Use Git Hooks to Automate Necessary but Annoying Tasks

Sean Doyle

Certain tasks like updating dependencies or migrating a database must be done after pulling code or checking out a branch. Other tasks such as re-indexing our ctags improve our development experience. Both kinds of tasks are easy to forget to do and are therefore error-prone. To address the problem, we’ve recently added a standard, extensible set of git hooks to our dotfiles in order to automate necessary, but annoying tasks.

Git Hooks

Git has a commonly under-utilized feature: hooks. You can think of a hook as an event that gets triggered before and after various stages of revision control process. Some hooks of note are:

  • prepare-commit-msg - Fires before the commit message prompt.
  • pre-commit - Fires before a git commit.
  • post-commit - Fires after a git commit.
  • post-checkout - Fires after changing branches.
  • post-merge - Fires after merging branches.
  • pre-push - Fires before code is pushed to a remote.

Extending our Hooks

Our dotfiles’ convention for extension is to place our custom hooks in {pre,post}-$EVENT files within our ~/.git_template.local/hooks directory. Now, anything we add to those hook files will be automatically executed, running tasks that we normally would forget.

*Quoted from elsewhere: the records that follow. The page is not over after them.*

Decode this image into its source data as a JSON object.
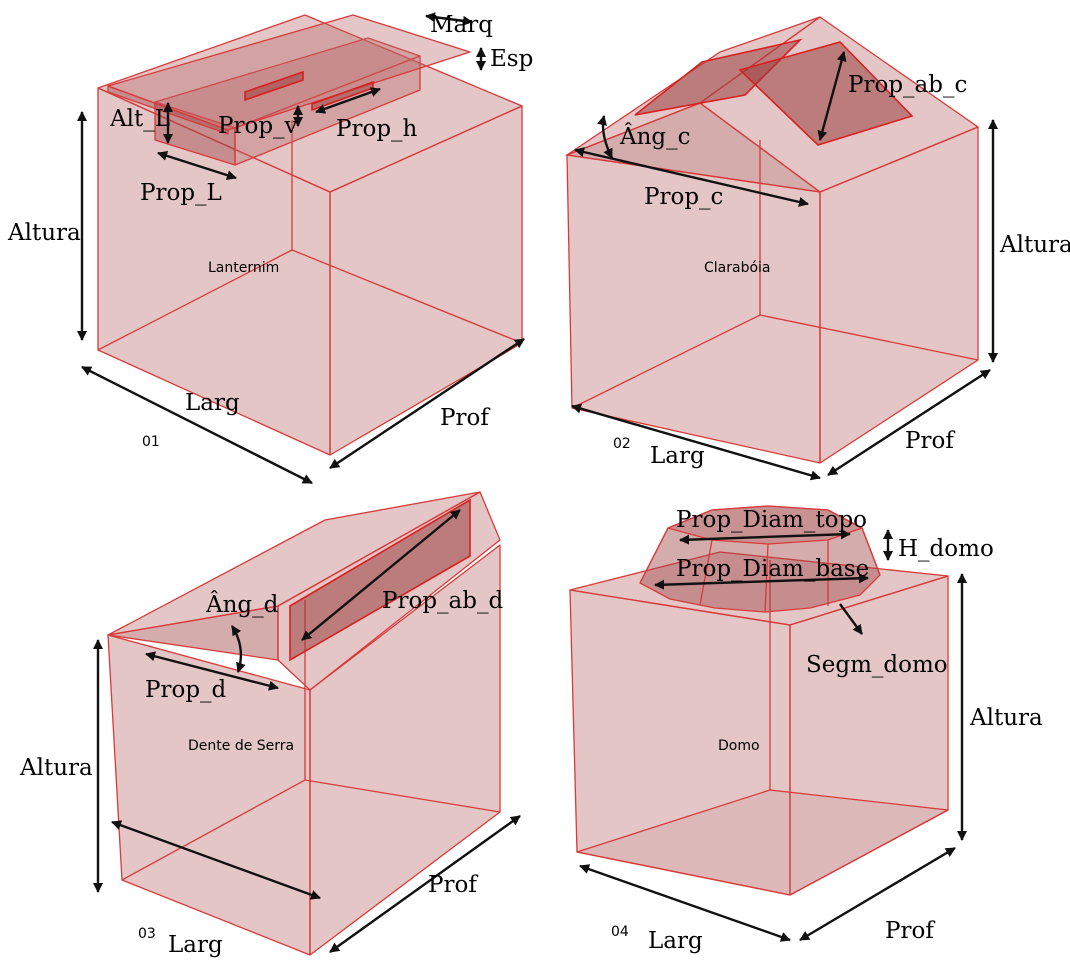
{
  "colors": {
    "volume_fill": "#b86a6a",
    "edge_stroke": "#d83a3a",
    "arrow": "#111111"
  },
  "panels": [
    {
      "number": "01",
      "caption": "Lanternim",
      "labels": {
        "marq": "Marq",
        "esp": "Esp",
        "alt_l": "Alt_L",
        "prop_v": "Prop_v",
        "prop_h": "Prop_h",
        "prop_l": "Prop_L",
        "altura": "Altura",
        "larg": "Larg",
        "prof": "Prof"
      }
    },
    {
      "number": "02",
      "caption": "Clarabóia",
      "labels": {
        "prop_ab_c": "Prop_ab_c",
        "ang_c": "Âng_c",
        "prop_c": "Prop_c",
        "altura": "Altura",
        "larg": "Larg",
        "prof": "Prof"
      }
    },
    {
      "number": "03",
      "caption": "Dente de Serra",
      "labels": {
        "ang_d": "Âng_d",
        "prop_ab_d": "Prop_ab_d",
        "prop_d": "Prop_d",
        "altura": "Altura",
        "larg": "Larg",
        "prof": "Prof"
      }
    },
    {
      "number": "04",
      "caption": "Domo",
      "labels": {
        "prop_diam_topo": "Prop_Diam_topo",
        "h_domo": "H_domo",
        "prop_diam_base": "Prop_Diam_base",
        "segm_domo": "Segm_domo",
        "altura": "Altura",
        "larg": "Larg",
        "prof": "Prof"
      }
    }
  ]
}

What tasks do you commonly forget

I forget to re-index my ctags!

Lucky for you, we’ve set up git to re-index your ctags after each git command.

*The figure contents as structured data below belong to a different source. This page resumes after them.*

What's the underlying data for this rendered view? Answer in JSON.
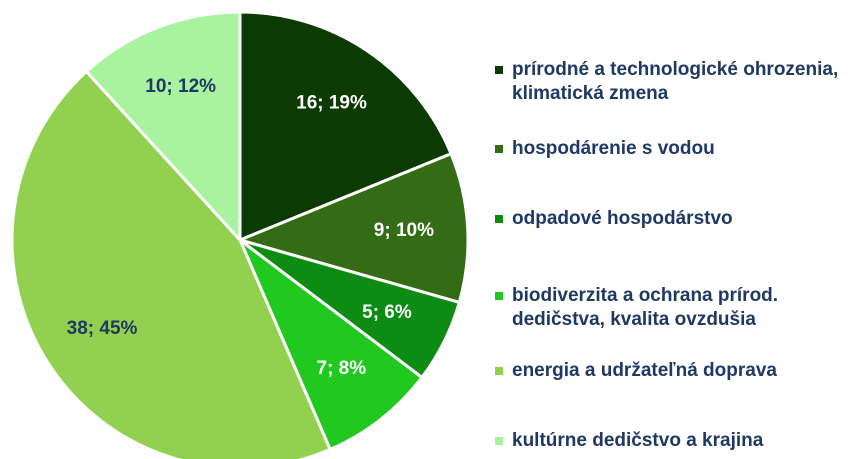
{
  "chart_data": {
    "type": "pie",
    "categories": [
      "prírodné a technologické ohrozenia, klimatická zmena",
      "hospodárenie s vodou",
      "odpadové hospodárstvo",
      "biodiverzita a ochrana prírod. dedičstva, kvalita ovzdušia",
      "energia a udržateľná doprava",
      "kultúrne dedičstvo a krajina"
    ],
    "values": [
      16,
      9,
      5,
      7,
      38,
      10
    ],
    "value_labels": [
      "16; 19%",
      "9; 10%",
      "5; 6%",
      "7; 8%",
      "38; 45%",
      "10; 12%"
    ],
    "colors": [
      "#0b3a03",
      "#336c14",
      "#0c8c12",
      "#20c820",
      "#92d050",
      "#a8f2a0"
    ],
    "legend": "right"
  }
}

I always forget to run bundle install after switching branches!

Automatically install new gems:

# ~/.git_template.local/hooks/post-checkout

# use `hookup` gem if it's installed
if command -v hookup > /dev/null; then
  hookup post-checkout "$@"
else
  # otherwise, do it yourself
  [ -f Gemfile ] && bundle install > /dev/null &
fi

I never remember to run pending migrations!

Automatically run your migrations:

# ~/.git_template.local/hooks/post-checkout

# use `hookup` gem if it's installed
if command -v hookup > /dev/null; then
  hookup post-checkout "$@"
else
  # otherwise, do it yourself
  [ -f db/schema.rb ] && bin/rake db:migrate > /dev/null &
fi

I document my API with fdoc, but I forget to generate the pages!

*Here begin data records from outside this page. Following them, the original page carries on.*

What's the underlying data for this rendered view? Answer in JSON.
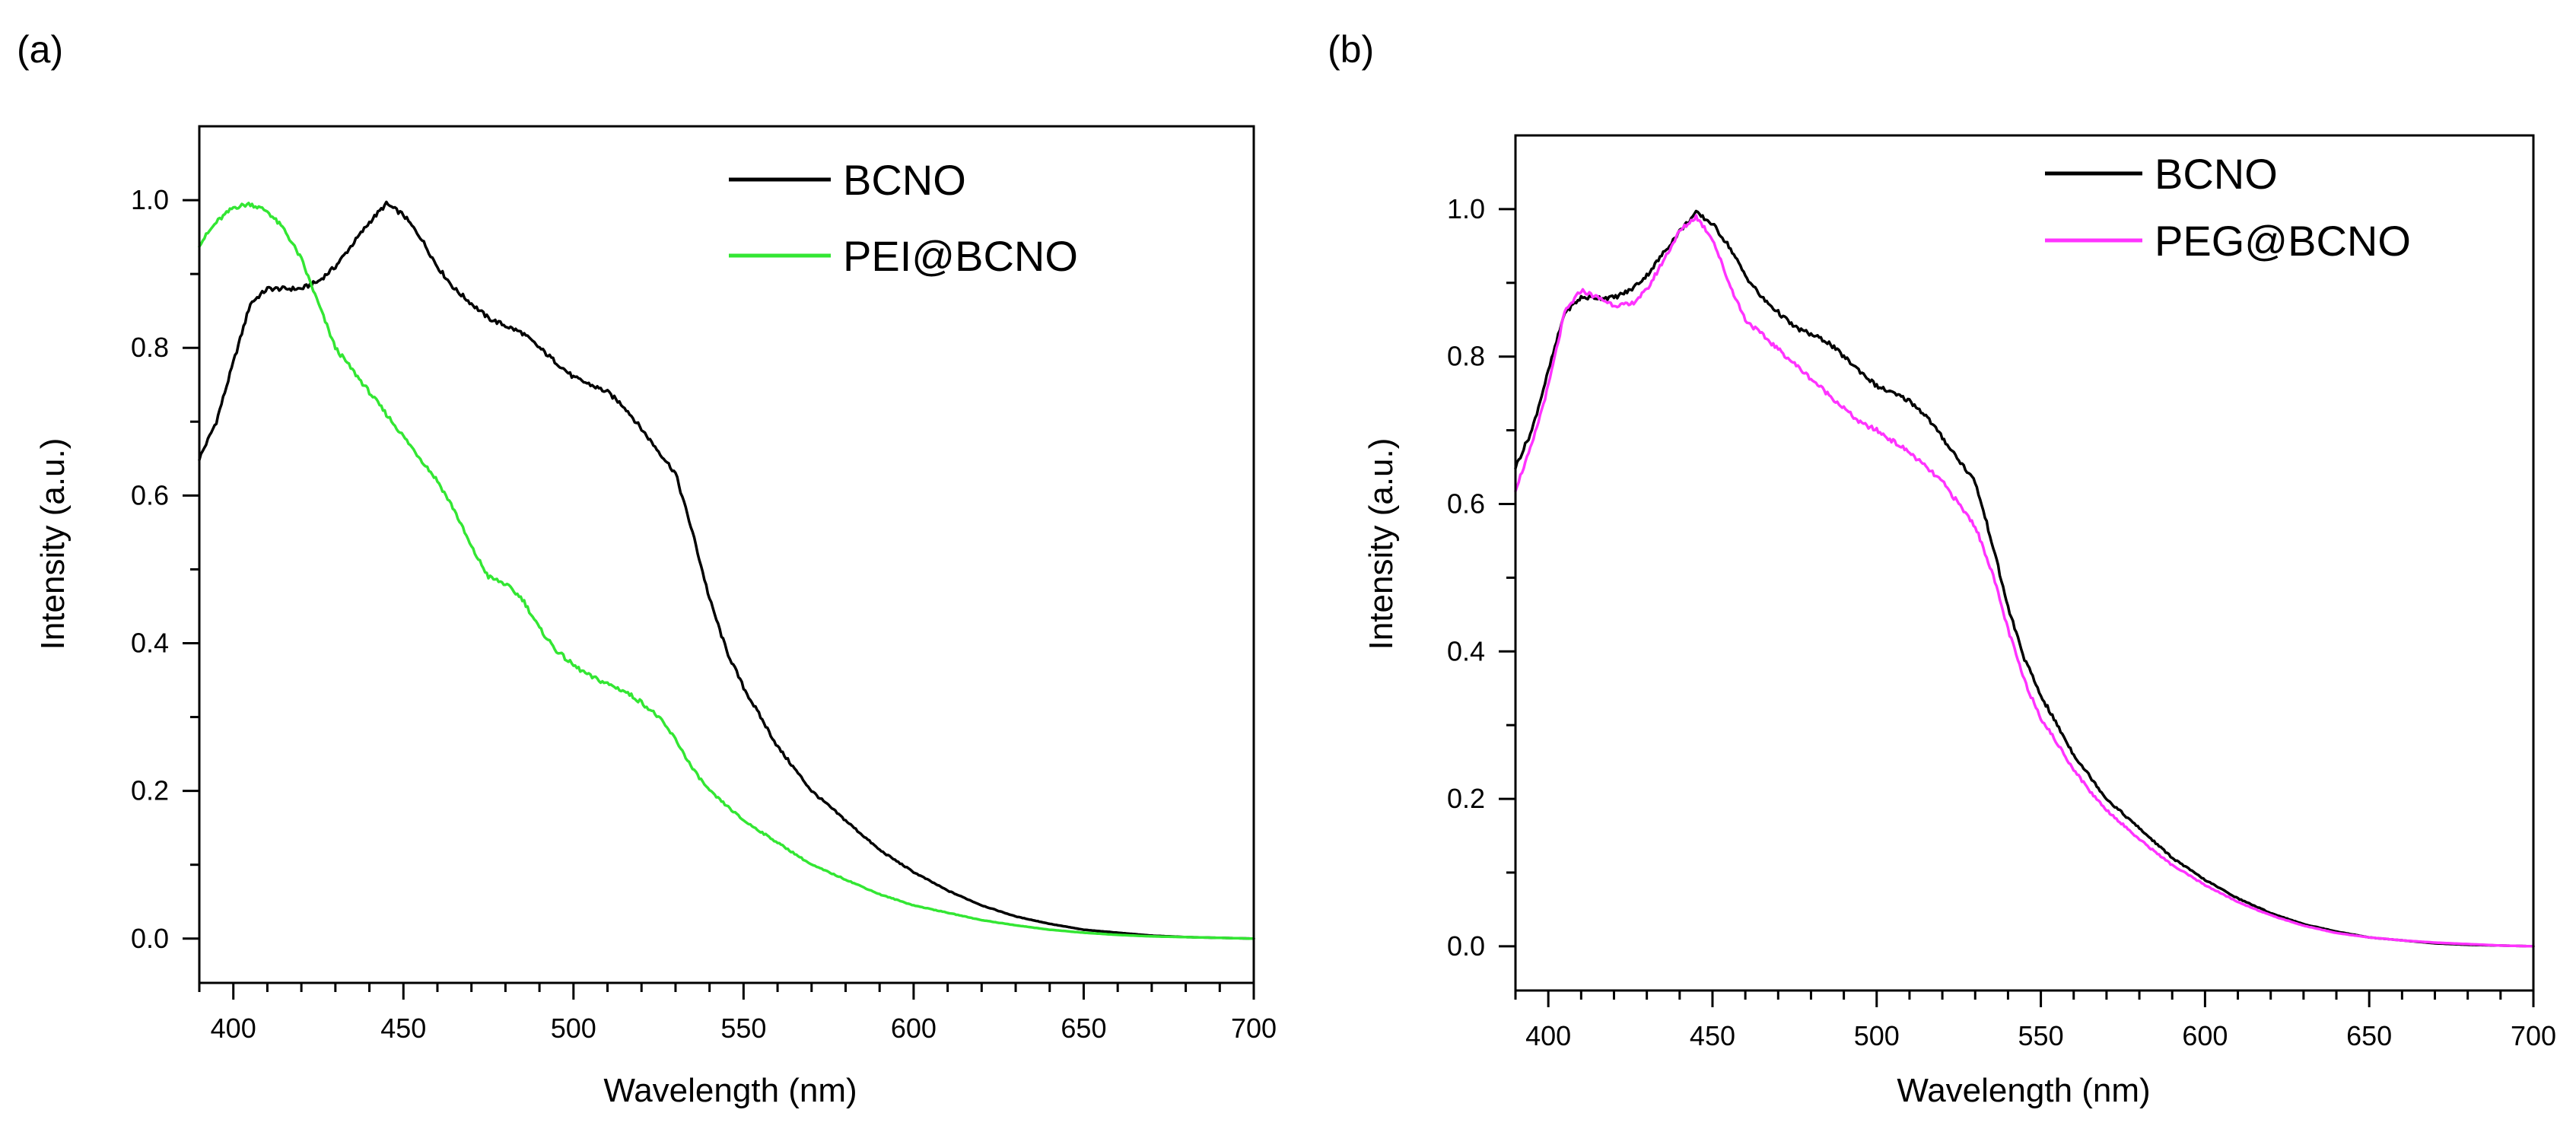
{
  "colors": {
    "BCNO": "#000000",
    "PEI@BCNO": "#33e633",
    "PEG@BCNO": "#ff33ff"
  },
  "chart_data": [
    {
      "panel_label": "(a)",
      "type": "line",
      "title": "",
      "xlabel": "Wavelength (nm)",
      "ylabel": "Intensity (a.u.)",
      "xlim": [
        390,
        700
      ],
      "ylim": [
        -0.06,
        1.1
      ],
      "xticks": [
        400,
        450,
        500,
        550,
        600,
        650,
        700
      ],
      "xtick_labels": [
        "400",
        "450",
        "500",
        "550",
        "600",
        "650",
        "700"
      ],
      "yticks": [
        0.0,
        0.2,
        0.4,
        0.6,
        0.8,
        1.0
      ],
      "ytick_labels": [
        "0.0",
        "0.2",
        "0.4",
        "0.6",
        "0.8",
        "1.0"
      ],
      "legend_position": "top-right",
      "series": [
        {
          "name": "BCNO",
          "color": "#000000",
          "x": [
            390,
            395,
            400,
            405,
            410,
            415,
            420,
            425,
            430,
            435,
            440,
            445,
            450,
            455,
            460,
            465,
            470,
            475,
            480,
            485,
            490,
            495,
            500,
            505,
            510,
            515,
            520,
            525,
            530,
            535,
            540,
            545,
            550,
            555,
            560,
            565,
            570,
            575,
            580,
            590,
            600,
            610,
            620,
            630,
            640,
            650,
            660,
            670,
            680,
            690,
            700
          ],
          "values": [
            0.65,
            0.7,
            0.78,
            0.86,
            0.88,
            0.88,
            0.88,
            0.89,
            0.91,
            0.94,
            0.97,
            0.995,
            0.98,
            0.95,
            0.91,
            0.88,
            0.86,
            0.84,
            0.83,
            0.82,
            0.8,
            0.78,
            0.76,
            0.75,
            0.74,
            0.72,
            0.69,
            0.66,
            0.63,
            0.55,
            0.46,
            0.39,
            0.34,
            0.3,
            0.26,
            0.23,
            0.2,
            0.18,
            0.16,
            0.12,
            0.09,
            0.065,
            0.045,
            0.03,
            0.02,
            0.012,
            0.008,
            0.004,
            0.002,
            0.001,
            0.0
          ]
        },
        {
          "name": "PEI@BCNO",
          "color": "#33e633",
          "x": [
            390,
            395,
            400,
            405,
            410,
            415,
            420,
            425,
            430,
            435,
            440,
            445,
            450,
            455,
            460,
            465,
            470,
            475,
            480,
            485,
            490,
            495,
            500,
            505,
            510,
            515,
            520,
            525,
            530,
            535,
            540,
            545,
            550,
            560,
            570,
            580,
            590,
            600,
            610,
            620,
            630,
            640,
            650,
            660,
            670,
            680,
            690,
            700
          ],
          "values": [
            0.94,
            0.97,
            0.99,
            0.995,
            0.985,
            0.96,
            0.92,
            0.86,
            0.8,
            0.77,
            0.74,
            0.71,
            0.68,
            0.65,
            0.62,
            0.58,
            0.53,
            0.49,
            0.48,
            0.46,
            0.42,
            0.39,
            0.37,
            0.355,
            0.345,
            0.335,
            0.32,
            0.3,
            0.27,
            0.23,
            0.2,
            0.18,
            0.16,
            0.13,
            0.1,
            0.08,
            0.06,
            0.045,
            0.035,
            0.025,
            0.018,
            0.012,
            0.008,
            0.005,
            0.003,
            0.002,
            0.001,
            0.0
          ]
        }
      ]
    },
    {
      "panel_label": "(b)",
      "type": "line",
      "title": "",
      "xlabel": "Wavelength (nm)",
      "ylabel": "Intensity (a.u.)",
      "xlim": [
        390,
        700
      ],
      "ylim": [
        -0.06,
        1.1
      ],
      "xticks": [
        400,
        450,
        500,
        550,
        600,
        650,
        700
      ],
      "xtick_labels": [
        "400",
        "450",
        "500",
        "550",
        "600",
        "650",
        "700"
      ],
      "yticks": [
        0.0,
        0.2,
        0.4,
        0.6,
        0.8,
        1.0
      ],
      "ytick_labels": [
        "0.0",
        "0.2",
        "0.4",
        "0.6",
        "0.8",
        "1.0"
      ],
      "legend_position": "top-right",
      "series": [
        {
          "name": "BCNO",
          "color": "#000000",
          "x": [
            390,
            395,
            400,
            405,
            410,
            415,
            420,
            425,
            430,
            435,
            440,
            445,
            450,
            455,
            460,
            465,
            470,
            475,
            480,
            485,
            490,
            495,
            500,
            505,
            510,
            515,
            520,
            525,
            530,
            535,
            540,
            545,
            550,
            555,
            560,
            565,
            570,
            575,
            580,
            590,
            600,
            610,
            620,
            630,
            640,
            650,
            660,
            670,
            680,
            690,
            700
          ],
          "values": [
            0.65,
            0.7,
            0.78,
            0.86,
            0.88,
            0.88,
            0.88,
            0.89,
            0.91,
            0.94,
            0.97,
            0.995,
            0.98,
            0.95,
            0.91,
            0.88,
            0.86,
            0.84,
            0.83,
            0.82,
            0.8,
            0.78,
            0.76,
            0.75,
            0.74,
            0.72,
            0.69,
            0.66,
            0.63,
            0.55,
            0.46,
            0.39,
            0.34,
            0.3,
            0.26,
            0.23,
            0.2,
            0.18,
            0.16,
            0.12,
            0.09,
            0.065,
            0.045,
            0.03,
            0.02,
            0.012,
            0.008,
            0.004,
            0.002,
            0.001,
            0.0
          ]
        },
        {
          "name": "PEG@BCNO",
          "color": "#ff33ff",
          "x": [
            390,
            395,
            400,
            405,
            410,
            415,
            420,
            425,
            430,
            435,
            440,
            445,
            450,
            455,
            460,
            465,
            470,
            475,
            480,
            485,
            490,
            495,
            500,
            505,
            510,
            515,
            520,
            525,
            530,
            535,
            540,
            545,
            550,
            555,
            560,
            565,
            570,
            575,
            580,
            590,
            600,
            610,
            620,
            630,
            640,
            650,
            660,
            670,
            680,
            690,
            700
          ],
          "values": [
            0.62,
            0.68,
            0.76,
            0.86,
            0.89,
            0.88,
            0.87,
            0.87,
            0.89,
            0.93,
            0.97,
            0.99,
            0.96,
            0.9,
            0.85,
            0.83,
            0.81,
            0.79,
            0.77,
            0.75,
            0.73,
            0.71,
            0.7,
            0.685,
            0.67,
            0.65,
            0.63,
            0.6,
            0.57,
            0.51,
            0.43,
            0.36,
            0.31,
            0.275,
            0.24,
            0.21,
            0.185,
            0.165,
            0.145,
            0.11,
            0.083,
            0.06,
            0.042,
            0.028,
            0.018,
            0.012,
            0.008,
            0.005,
            0.003,
            0.001,
            0.0
          ]
        }
      ]
    }
  ]
}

Automatically generate the HTML docs:

# ~/.git_template.local/hooks/post-checkout

bin/fdoc convert ./spec/fixtures --output=./html > /dev/null &

I really like Go’s commitment to a standard code format, but I constantly forget to format my files!

Run go fmt before you commit:

# ~/.git_template.local/hooks/pre-commit

gofiles=$(git diff --cached --name-only --diff-filter=ACM | grep '.go$')
[ -z "$gofiles" ] && exit 0

function checkfmt() {
  unformatted=$(gofmt -l $gofiles)
  [ -z "$unformatted" ] && return 0

  echo >&2 "Go files must be formatted with gofmt. Please run:"
  for fn in $unformatted; do
    echo >&2 "  gofmt -w $PWD/$fn"
  done

  return 1
}

checkfmt || fail=yes

[ -z "$fail" ] || exit 1

exit 0

I want my extensive network of friends to know when I’m merging code!

Send out a Yo every time you merge a branch:

# ~/.git_template.local/hooks/post-merge

curl --data "api_token=$YO_API_TOKEN" https://api.justyo.co/yoall/ > /dev/null &

When we aggressively simplify and automate the tedious parts of the development process, we can focus on what’s important: getting things done.